Knights Coat Drive Warms Up Fair Haven

Allan Appel photo

Krissel and Ryan Mendez with Jamie Zhuzhingo at Friday's coat drive.

Eight-year-old Ryan Mendez is now no longer afraid of the wind and the rain — thanks to a crisp new blue-and-white jacket he scored at a Fair Haven coat drive led by a locally based, internationally operating Catholic fraternal order.

Mendez shed those cold-weather fears and put on that winter-weather coat on the day after in the community room of Our Lady of Guadalupe Church (formerly St. Francis) at 397 Ferry St. to the Knights of ColumbusCoats for Kids” program.

Now in its 12th year, the Knights program raises money through year-long fundraising activities of their groups of volunteers, called councils, based in churches all across America and Canada. 
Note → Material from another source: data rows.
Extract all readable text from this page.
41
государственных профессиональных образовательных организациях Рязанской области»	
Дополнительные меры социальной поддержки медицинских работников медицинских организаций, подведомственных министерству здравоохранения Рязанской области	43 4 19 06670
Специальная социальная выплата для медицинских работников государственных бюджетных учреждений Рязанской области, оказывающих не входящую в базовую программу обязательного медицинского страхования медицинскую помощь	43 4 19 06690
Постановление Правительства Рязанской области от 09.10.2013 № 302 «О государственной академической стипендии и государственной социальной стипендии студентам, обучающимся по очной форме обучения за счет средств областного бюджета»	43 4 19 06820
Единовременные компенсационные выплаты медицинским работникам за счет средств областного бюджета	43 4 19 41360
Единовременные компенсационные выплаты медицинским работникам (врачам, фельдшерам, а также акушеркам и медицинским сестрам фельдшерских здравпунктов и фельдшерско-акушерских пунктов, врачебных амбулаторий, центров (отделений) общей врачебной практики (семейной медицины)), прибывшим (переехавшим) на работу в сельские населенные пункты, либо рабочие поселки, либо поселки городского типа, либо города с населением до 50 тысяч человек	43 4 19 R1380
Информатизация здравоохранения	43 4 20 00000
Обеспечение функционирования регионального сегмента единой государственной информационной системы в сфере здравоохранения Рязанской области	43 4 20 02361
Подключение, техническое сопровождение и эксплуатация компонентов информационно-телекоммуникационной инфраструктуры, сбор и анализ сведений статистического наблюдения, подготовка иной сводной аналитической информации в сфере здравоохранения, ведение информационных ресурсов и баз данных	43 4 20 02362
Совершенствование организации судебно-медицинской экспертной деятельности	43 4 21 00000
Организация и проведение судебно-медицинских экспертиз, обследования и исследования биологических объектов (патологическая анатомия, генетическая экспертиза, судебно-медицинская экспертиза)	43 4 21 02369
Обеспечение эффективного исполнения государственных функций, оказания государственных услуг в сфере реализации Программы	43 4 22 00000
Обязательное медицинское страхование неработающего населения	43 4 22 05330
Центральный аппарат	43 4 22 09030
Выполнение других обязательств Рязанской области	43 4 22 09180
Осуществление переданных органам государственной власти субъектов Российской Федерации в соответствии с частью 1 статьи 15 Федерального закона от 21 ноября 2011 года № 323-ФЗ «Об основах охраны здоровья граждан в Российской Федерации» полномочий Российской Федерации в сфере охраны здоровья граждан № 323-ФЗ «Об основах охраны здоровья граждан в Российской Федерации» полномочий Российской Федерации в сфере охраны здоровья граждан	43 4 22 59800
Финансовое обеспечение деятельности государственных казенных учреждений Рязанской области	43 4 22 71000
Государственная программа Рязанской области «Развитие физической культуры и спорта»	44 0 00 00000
Each year volunteers from the national Catholic fraternal organization buy very early and in bulk, and usually from China, which permits a major discount so that this year Ryan’s spiffy new wind-and-water-resistant jacket is one of 180,000 being distributed nationally, including about 6,000 in Connecticut.

A good winter jacket or coat, such as were free for the taking to anyone who entered the Ferry Street church on Friday, normally costs close to $100. But with the discounted price based on the bulk and early order, said K of C’s Jason Porello, the chief national organizer of the coat drive, it is often closer to $20.
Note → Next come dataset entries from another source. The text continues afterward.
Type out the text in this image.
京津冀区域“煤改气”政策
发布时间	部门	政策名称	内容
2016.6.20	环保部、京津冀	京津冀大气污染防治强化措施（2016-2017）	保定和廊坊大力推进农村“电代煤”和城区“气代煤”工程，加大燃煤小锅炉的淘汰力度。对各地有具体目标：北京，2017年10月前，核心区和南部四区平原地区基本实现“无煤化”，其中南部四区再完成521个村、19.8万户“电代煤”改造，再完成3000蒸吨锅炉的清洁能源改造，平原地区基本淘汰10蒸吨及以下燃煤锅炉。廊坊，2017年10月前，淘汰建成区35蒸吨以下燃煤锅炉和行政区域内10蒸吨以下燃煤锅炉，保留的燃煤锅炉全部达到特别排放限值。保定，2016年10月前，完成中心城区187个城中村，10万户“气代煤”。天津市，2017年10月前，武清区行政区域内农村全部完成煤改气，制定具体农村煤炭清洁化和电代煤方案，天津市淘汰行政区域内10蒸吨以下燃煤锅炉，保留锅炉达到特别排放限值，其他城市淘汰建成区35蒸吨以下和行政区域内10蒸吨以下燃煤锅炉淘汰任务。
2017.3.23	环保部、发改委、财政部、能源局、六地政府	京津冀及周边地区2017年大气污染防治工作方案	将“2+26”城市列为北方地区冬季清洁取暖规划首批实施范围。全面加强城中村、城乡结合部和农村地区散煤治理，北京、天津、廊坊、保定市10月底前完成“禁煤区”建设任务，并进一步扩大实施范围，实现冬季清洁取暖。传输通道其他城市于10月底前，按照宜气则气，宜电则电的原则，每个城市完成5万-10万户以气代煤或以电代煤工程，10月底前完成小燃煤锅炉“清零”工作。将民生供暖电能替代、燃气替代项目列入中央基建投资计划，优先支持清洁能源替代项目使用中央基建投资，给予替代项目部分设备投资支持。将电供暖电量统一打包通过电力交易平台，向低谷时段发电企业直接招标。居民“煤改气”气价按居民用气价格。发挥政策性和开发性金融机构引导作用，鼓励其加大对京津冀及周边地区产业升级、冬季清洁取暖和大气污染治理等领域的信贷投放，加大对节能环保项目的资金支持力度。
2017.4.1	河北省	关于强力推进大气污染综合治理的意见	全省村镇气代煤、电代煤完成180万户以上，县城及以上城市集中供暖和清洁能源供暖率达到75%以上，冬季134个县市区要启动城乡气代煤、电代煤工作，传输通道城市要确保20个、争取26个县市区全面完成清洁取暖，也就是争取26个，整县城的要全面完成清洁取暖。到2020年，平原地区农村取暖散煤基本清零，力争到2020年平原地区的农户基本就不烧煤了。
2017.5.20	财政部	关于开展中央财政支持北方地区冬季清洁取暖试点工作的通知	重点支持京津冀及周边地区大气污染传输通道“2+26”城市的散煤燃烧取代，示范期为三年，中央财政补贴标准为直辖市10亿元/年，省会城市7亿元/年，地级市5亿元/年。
That means that the Knights purchased the 180,000 coats at 75 percent off, or $3.6 million, still a substantial sum, which had to be raised.

The local church council volunteers who helped accomplish this included, in addition to Our Lady of Guadalupe (the merged congregations of St. Francis and St. Rose of Lima), those at St. Bernadette, St. Michael, and St. Mary’s in New Haven; St. Rita’s in Hamden; and Holy Infant in Orange.

On the dubiously named Black Friday, when shopping mavens allegedly go out to score their best bargains in the run up to Christmas and thus help retailers transition from red to black, no better bargains could be found than the 240 free winter coats for small kids, youths, and teens (as the tables were colorfully organized) at the church.

St. Francis was one of eight sites statewide, from Hartford to Stamford, participating in the program this year. Even before the event opened at its scheduled 10 A.M. seven families, each with parents and two to four kids were lined up at the room’s entranceway off the parking lot, said K of C volunteer Krystal Green.

St. Francis’s council leader Jamie Zhuzhingo said in just the first hour 40 coats were distributed, many for young girls. Families have learned about the event over the last months, he reported, from their priests announcing the news at mass and also from the churches’ Facebook sites.

Six-year-old Lucas Mendez said he picked his black-and-white (and also weather-resistant) jacket from the wide variety available because it was cool.”

His older cousins, eight-year-old Ryan and nine-year-old Krissel, are both students at the Amistad Academy. Krissel said of her all-blue choice, This is the only one that fitted me, but I really like blue.”

The additional plus is that it will match, to an extent Krissel considered still fashionable, the blue shirt and navy pants that are the uniform of her school.